Fellows are funded for a three-year term and receive flexible stipend support.

“The Jane Coffin Childs Fund welcomes the 2023 cohort of Fellows to our distinguished network of scientists around the world and are proud to be able to advance the careers of these exceptional individuals.”  said Anita Pepper, Ph.D., the JCC’s executive director.

More about Dr. Elias:

Sleep disorders are common and negatively impact our quality of life and biological health. Yet, how the brain encodes the need for restorative sleep is poorly understood. Dr. Leah Elias will investigate the cellular circuits and molecular signals that encode sleep pressure in Dr. Seth Blackshaw’s lab at Johns Hopkins University School of Medicine. Using single nucleus RNA sequencing, Dr. Elias has identified a cluster of neurons that are activated by sleep deprivation. Furthermore, she has identified candidate genes that are differentially regulated in response to sleep deprivation. She will leverage these findings to mechanistically dissect sleep signals in the brain at the cellular and molecular levels. Dr. Elias’ research has important implications for the basic biology of sleep and may reveal novel therapeutic targets for sleep and metabolic disorders.

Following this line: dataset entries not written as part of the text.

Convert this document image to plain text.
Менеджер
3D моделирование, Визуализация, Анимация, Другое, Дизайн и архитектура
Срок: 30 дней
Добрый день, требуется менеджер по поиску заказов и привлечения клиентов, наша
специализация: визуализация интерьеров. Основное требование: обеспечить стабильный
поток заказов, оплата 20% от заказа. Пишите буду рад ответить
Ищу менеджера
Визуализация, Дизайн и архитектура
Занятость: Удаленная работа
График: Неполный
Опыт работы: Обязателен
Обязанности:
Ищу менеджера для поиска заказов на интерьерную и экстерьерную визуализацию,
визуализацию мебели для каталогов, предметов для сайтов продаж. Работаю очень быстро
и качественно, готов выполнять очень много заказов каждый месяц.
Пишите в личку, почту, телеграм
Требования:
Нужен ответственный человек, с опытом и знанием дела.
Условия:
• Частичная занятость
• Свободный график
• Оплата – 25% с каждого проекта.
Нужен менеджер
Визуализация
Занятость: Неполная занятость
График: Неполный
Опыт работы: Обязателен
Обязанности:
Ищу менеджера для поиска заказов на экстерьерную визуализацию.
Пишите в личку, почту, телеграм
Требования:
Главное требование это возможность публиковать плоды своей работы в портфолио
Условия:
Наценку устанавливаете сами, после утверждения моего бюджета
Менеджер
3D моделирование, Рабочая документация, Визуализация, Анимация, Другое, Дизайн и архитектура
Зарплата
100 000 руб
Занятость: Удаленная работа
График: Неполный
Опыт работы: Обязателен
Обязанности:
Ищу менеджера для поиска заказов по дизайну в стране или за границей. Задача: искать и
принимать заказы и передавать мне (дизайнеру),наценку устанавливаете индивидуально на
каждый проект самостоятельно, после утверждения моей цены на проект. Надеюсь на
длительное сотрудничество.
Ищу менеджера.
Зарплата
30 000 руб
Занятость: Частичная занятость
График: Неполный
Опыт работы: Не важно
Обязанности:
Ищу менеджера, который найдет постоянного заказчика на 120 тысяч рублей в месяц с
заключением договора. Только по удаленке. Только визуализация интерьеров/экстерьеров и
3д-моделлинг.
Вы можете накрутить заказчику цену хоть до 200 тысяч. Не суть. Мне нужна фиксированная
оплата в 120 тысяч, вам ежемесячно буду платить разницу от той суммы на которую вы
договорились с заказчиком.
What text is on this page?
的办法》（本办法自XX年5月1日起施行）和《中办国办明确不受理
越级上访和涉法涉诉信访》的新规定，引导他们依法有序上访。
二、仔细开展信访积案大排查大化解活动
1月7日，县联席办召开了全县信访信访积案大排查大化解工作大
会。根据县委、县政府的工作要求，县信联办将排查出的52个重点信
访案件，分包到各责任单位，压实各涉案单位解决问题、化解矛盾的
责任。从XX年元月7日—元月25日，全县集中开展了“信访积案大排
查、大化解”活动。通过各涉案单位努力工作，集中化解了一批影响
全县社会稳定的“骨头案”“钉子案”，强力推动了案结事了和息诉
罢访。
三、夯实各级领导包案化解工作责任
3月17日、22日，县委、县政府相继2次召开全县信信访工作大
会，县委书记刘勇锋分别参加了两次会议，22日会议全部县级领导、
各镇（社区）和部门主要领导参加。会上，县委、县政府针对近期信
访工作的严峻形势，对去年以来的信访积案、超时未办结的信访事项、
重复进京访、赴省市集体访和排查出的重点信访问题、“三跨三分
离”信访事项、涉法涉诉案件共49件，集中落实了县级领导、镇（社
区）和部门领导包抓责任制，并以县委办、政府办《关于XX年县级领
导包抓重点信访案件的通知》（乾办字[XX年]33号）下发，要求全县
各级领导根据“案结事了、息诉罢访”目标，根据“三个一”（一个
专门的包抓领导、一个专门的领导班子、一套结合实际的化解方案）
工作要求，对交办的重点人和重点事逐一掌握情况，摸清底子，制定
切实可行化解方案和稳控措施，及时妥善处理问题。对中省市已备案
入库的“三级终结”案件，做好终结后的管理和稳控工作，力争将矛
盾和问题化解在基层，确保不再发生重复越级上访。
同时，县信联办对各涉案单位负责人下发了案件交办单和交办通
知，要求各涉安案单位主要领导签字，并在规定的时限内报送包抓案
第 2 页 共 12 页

As a PhD student in Dr. Ishmail Abdus-Saboor‘s lab at the University of Pennsylvania, Dr. Elias studied the neural circuitry controlling social touch. Specifically, she identified a new pathway that connects social touch in the skin to reward circuits in the brain. With this background in neural circuitry, Dr. Elias will now investigate how the need for sleep is encoded in the brain.